Monterey is eyeing an early summer theatrical release for the film, which premiered at the Toronto International Film Festival last September, to mixed reviews (read Zeba’s critique HERE).
So it finally found a USA home. Although I’m very curious to learn what other USA distributors were chasing the film, as reported last November, and what tipped the scales in Monterey’s favor.
I did some research on the company to learn that its library isn’t full of films that most of you would be familiar with – maybe it’s most recognizable recent work is the drama Between Us, which was featured on this site last year. It stars Taye Diggs, Julia Stiles, Melissa George and David Harbour, in an adaptation of a 2004 Off-Broadway play written by Joe Hortua, and directed by Dan Mirvish.
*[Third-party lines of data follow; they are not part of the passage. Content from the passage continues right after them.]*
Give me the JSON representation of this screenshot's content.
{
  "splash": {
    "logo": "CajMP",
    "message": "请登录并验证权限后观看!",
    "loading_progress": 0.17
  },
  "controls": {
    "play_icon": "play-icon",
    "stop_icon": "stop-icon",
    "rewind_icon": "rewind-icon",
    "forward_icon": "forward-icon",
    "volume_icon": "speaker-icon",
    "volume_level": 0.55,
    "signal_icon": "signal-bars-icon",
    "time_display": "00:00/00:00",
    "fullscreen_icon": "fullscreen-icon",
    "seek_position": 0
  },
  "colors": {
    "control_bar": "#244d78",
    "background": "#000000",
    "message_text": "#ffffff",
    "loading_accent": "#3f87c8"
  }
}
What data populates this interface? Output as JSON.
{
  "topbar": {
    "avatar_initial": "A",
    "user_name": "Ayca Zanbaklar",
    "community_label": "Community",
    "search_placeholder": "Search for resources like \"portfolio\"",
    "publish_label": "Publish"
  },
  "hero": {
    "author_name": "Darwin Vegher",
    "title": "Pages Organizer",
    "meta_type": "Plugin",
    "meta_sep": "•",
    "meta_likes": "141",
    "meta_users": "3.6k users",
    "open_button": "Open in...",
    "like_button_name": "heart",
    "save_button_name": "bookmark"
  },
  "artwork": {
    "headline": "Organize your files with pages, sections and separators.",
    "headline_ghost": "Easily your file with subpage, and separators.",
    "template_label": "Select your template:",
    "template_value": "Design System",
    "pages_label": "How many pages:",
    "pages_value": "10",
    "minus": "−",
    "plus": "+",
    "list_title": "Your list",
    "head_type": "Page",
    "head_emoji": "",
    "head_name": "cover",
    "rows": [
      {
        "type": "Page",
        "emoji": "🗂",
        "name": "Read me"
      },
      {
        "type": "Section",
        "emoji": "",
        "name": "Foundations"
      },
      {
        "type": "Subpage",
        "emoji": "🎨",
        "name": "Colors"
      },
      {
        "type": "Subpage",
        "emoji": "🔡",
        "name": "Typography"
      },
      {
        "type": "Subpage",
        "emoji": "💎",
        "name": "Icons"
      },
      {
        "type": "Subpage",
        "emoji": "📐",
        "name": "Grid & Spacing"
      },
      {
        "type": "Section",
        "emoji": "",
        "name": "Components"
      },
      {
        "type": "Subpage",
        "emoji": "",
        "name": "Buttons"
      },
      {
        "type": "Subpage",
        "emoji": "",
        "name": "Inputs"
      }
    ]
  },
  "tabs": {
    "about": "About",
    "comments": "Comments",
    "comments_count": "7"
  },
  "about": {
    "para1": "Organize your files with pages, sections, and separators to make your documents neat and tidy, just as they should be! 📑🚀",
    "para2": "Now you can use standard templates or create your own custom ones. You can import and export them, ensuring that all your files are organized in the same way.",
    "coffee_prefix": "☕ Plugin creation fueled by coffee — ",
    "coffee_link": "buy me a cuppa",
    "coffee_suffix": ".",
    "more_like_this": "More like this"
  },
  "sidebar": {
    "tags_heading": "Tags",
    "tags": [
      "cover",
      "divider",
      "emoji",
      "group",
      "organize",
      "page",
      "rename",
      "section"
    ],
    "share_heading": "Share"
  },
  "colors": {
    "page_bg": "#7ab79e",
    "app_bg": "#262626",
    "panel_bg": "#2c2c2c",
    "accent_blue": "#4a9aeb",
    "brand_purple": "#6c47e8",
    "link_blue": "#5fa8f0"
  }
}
They also released another Chiwetel Ejiofor film – End Game, the 2009 South Africa-set political thriller in which Ejiofor played Thabo Mbeki. William Hurt co-starred.
The long-awaited, much-anticipated Half Of A Yellow Sun is now in their care; now we wait and see how the film’s release is handled. If anything, an Oscar win for Chiwetel (for 12 Years A Slave) would certainly boost interested in the film. But that’s a big “if.”
Biyi Bandele’s feature film directorial debut, stars Chiwetel Ejiofor, Thandie Newton,John Boyega, Anika Noni Rose, Joseph Mawle andGenevieve Nnaji, in a drama that weaves together the lives of four people swept up in the turbulence of civil war, with a newly independent 1960s Nigeria as the backdrop.
Produced by Bafta award-winner Andrea Calderwood (The Last King of Scotland) and Gail Ega (The Constant Gardner), the film is a British/Nigerian co-production and was shot at Tinapa Film Studio in Nigeria and in the UK.